A tuple is formed by one or more than one attributes, which are used as basic building blocks in the formation of various expressions used to derive meaningful information. There can be any number of tuples in the table, but all of them contain fixed and same attributes with varying values.
The relational model is implemented in database, where a relation is represented by a table, a tuple by a row, and an attribute by a column. An attribute name is the name of the column such as 'identifier', 'name', 'city', etc. Attribute value contains the value for column in the row, constraints are applied to the table and form a logical schema.
In order to facilitate the selection of a particular row/tuple from the table, the attributes, i.e., column names are used. To expedite the selection of the rows, some fields are defined uniquely to use them as indexes. This helps in searching the required data as fast as possible.
All the algebra operations such as Select, Intersection, Product, Union, Difference, Project, Join, Division, Merge, etc., can also be performed. Operations on this Model are facilitated with the help of different conditional expressions, various key attributes, pre-defined constraints, etc.

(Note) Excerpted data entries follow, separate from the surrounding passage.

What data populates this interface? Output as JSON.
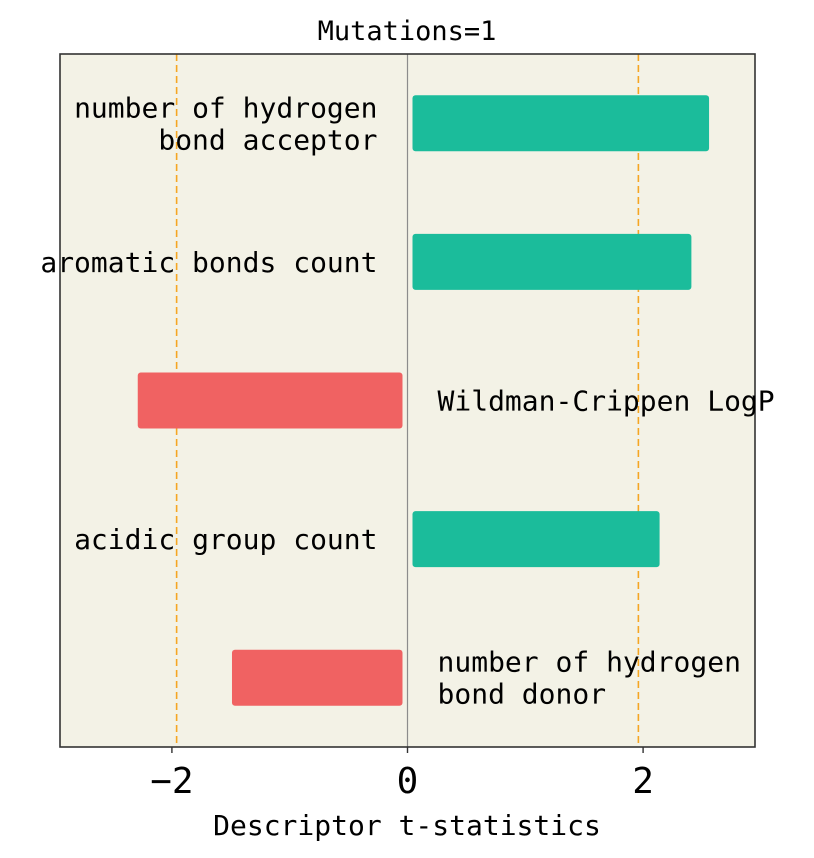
{
  "chart_data": {
    "type": "bar",
    "orientation": "horizontal",
    "title": "Mutations=1",
    "xlabel": "Descriptor t-statistics",
    "ylabel": "",
    "xlim": [
      -2.95,
      2.95
    ],
    "x_ticks": [
      -2,
      0,
      2
    ],
    "x_tick_labels": [
      "−2",
      "0",
      "2"
    ],
    "threshold_lines": [
      -1.96,
      1.96
    ],
    "grid": false,
    "legend": "none",
    "categories": [
      [
        "number of hydrogen",
        "bond acceptor"
      ],
      [
        "aromatic bonds count"
      ],
      [
        "Wildman-Crippen LogP"
      ],
      [
        "acidic group count"
      ],
      [
        "number of hydrogen",
        "bond donor"
      ]
    ],
    "values": [
      2.56,
      2.41,
      -2.29,
      2.14,
      -1.49
    ]
  },
  "colors": {
    "background": "#f3f2e6",
    "positive_bar": "#1bbc9b",
    "negative_bar": "#f06262",
    "threshold_line": "#f5a623",
    "zero_line": "#8c8c8c",
    "frame": "#333333",
    "text": "#000000"
  }
}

For example: selection of information of a customer living in some city for more than 20 years. Here are a few commonly used terms.
Candidate Key
Any field or a combination of fields that identifies a record uniquely is called a candidate key. It cannot contain NULL values and should always contain a unique value.
Primary Key
Primary key is nothing but a candidate key that identifies a record uniquely.
Foreign Key
A foreign key is a primary key for other table, in which it uniquely identifies a record. It defines relation between two (or more) tables. A foreign key can contain NULL values.
Constraints
Constraints are logic rules that are used to ensure consistency or avoid certain unacceptable operations on the data.